In my opinion, Julius Caesar was bad.
(1) He attempted a cover-up of the Catilnarian conspiracy by opposing a trial for the accused. His motivation may have been to hide his own foreknowledge of the traitors' plans (being an intimate of those involved). Moreover, his recommendation of exile for the accused would have let the traitors join Catiline on the fields of war, where they could have passed valuable information to their rebel comrades.
(2) While consul, he had M. Porcius Cato arrested merely for voicing his opposition to Caesar's hare-brained schemes. The move was so extraordinarily illegal that the whole Senate refused to meet until Cato's release.

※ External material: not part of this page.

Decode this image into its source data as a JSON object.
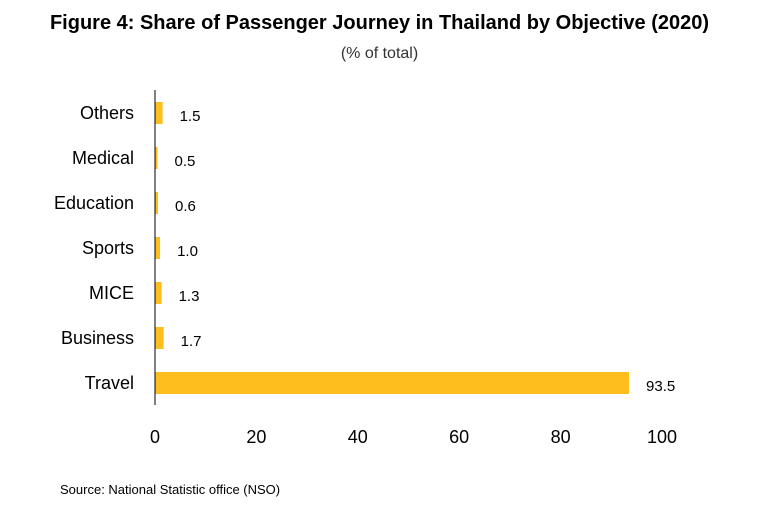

(3) In Spain and in Gaul, Caesar betrayed the interests of Roman allies by sacking their towns and enslaving Roman friends. His motivation in both cases was merely to run up a body count so he could celebrate a triumphal parade in Rome. His campaign in Gaul (where he mercilessly slaughtered and enslaved perhaps a million or more tax-paying trading partners of Rome) finally led to the threat of prosecution for his illegal crossing into German territory.
(4) Rather than face prosecution like an honorable Roman or even go into temporary exile (as Cicero had once done), Caesar waged war against the Republic by illegally crossing the Rubicon with the 13th legion. Taking Rome essentially by surprise, he confiscated the entire Roman treasury for his own personal use.

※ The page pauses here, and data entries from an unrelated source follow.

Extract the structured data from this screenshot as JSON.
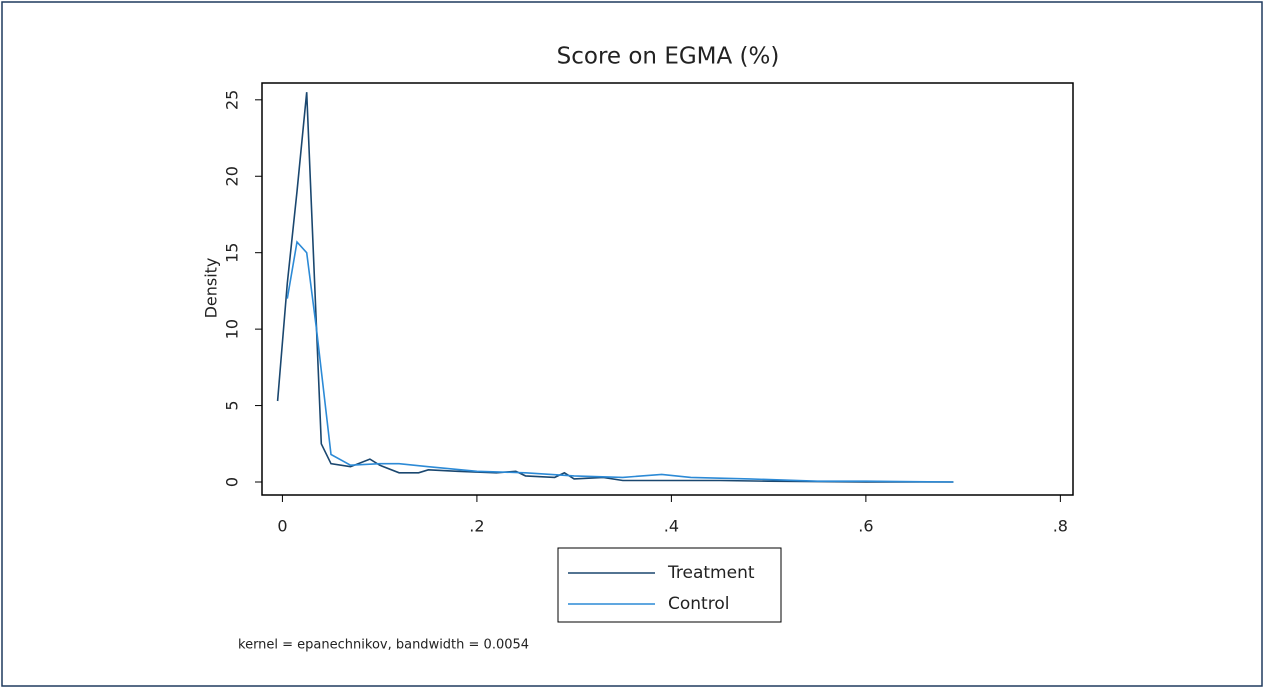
{
  "chart_data": {
    "type": "line",
    "title": "Score on EGMA (%)",
    "y_label": "Density",
    "note": "kernel = epanechnikov, bandwidth = 0.0054",
    "xlim": [
      -0.021,
      0.813
    ],
    "ylim": [
      -0.85,
      26.1
    ],
    "xticks": [
      0,
      {
        "value": 0.2,
        "label": ".2"
      },
      {
        "value": 0.4,
        "label": ".4"
      },
      {
        "value": 0.6,
        "label": ".6"
      },
      {
        "value": 0.8,
        "label": ".8"
      }
    ],
    "yticks": [
      0,
      5,
      10,
      15,
      20,
      25
    ],
    "grid": false,
    "legend": "bottom",
    "series": [
      {
        "name": "Treatment",
        "color": "#1a476f",
        "x": [
          -0.005,
          0.005,
          0.015,
          0.025,
          0.04,
          0.05,
          0.07,
          0.09,
          0.1,
          0.12,
          0.14,
          0.15,
          0.18,
          0.22,
          0.24,
          0.25,
          0.28,
          0.29,
          0.3,
          0.33,
          0.35,
          0.4,
          0.45,
          0.5,
          0.6,
          0.69
        ],
        "values": [
          5.3,
          13,
          19,
          25.5,
          2.5,
          1.2,
          1.0,
          1.5,
          1.1,
          0.6,
          0.6,
          0.8,
          0.7,
          0.6,
          0.7,
          0.4,
          0.3,
          0.6,
          0.2,
          0.3,
          0.1,
          0.1,
          0.1,
          0.05,
          0,
          0
        ]
      },
      {
        "name": "Control",
        "color": "#2c8ad6",
        "x": [
          0.005,
          0.015,
          0.025,
          0.035,
          0.05,
          0.07,
          0.1,
          0.12,
          0.15,
          0.2,
          0.25,
          0.3,
          0.35,
          0.39,
          0.42,
          0.48,
          0.55,
          0.6,
          0.69
        ],
        "values": [
          12,
          15.7,
          15,
          10,
          1.8,
          1.1,
          1.2,
          1.2,
          1.0,
          0.7,
          0.6,
          0.4,
          0.3,
          0.5,
          0.3,
          0.2,
          0.05,
          0.05,
          0
        ]
      }
    ]
  }
}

(5) The Civil War he launched wiped out the cream of the Roman Senate and their best generals, including Pompey and Caesar's best officer Labienus (who refused to join Caesar in his traitorous mission).

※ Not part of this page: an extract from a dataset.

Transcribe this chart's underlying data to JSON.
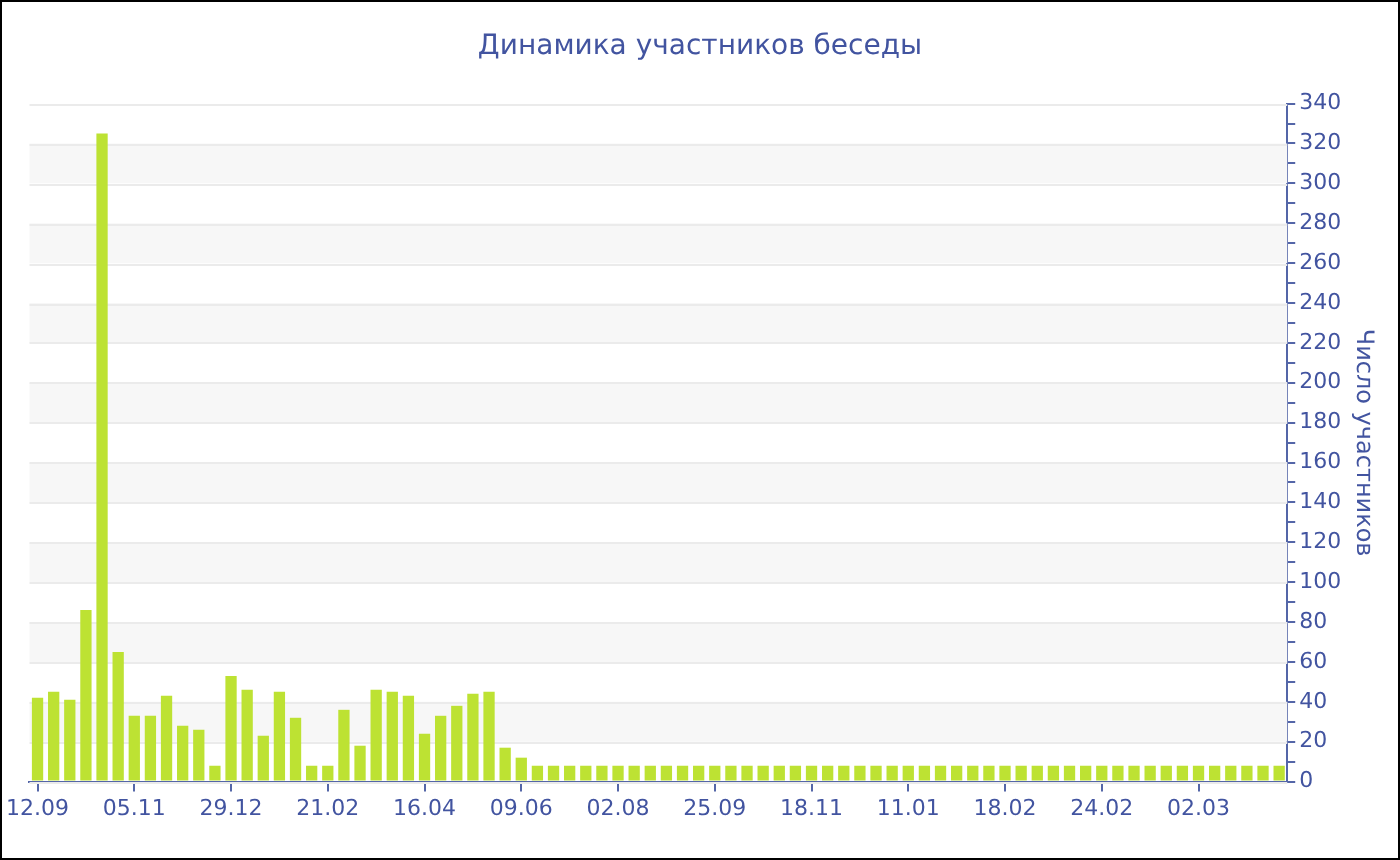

(6) Once victorious over all his old enemies, he had himself declared a DICTATOR FOR LIFE. In this role, he immediately cancelled all elections for lower offices, abolished the power of the tribunes (who were the representatives of the people of Rome), and personally selected Yes-Men for the office of consul (which had been the highest-ranking elected position in the old Republic). Laying the precedent for future serfdom (and anticipating Stalin's Berlin Wall), he forced 20 - 40 year old Italian civilians to remain in Italy, and he attempted to wipe out the wealth of his political opponents by cancelling debts owed to them.
(7) As dictator, Caesar seemed to lose all touch with reality. He had his face plastered over all the coins (a previously illegal act). He forced Romans to build him a palace, to carry an ivory statue of him at religious ceremonies, to place another statue of him within the great Quirinal temple with the inscription "To the Invincible God," and to place still another statue of him beside the statues of the (deposed) kings of Rome. All the time he did this, he ostentatiously refused to allow anyone to call him King, and he sent out goon-squads to arrest anyone who made the mistake of recognizing that Caesar had robbed all Romans of their liberty.
By the way, if you plagiarize any of this, you'll get an automatic F. Plus, I haven't mentioned a single good thing Caesar did (dying, for example), so good luck finding that on your own.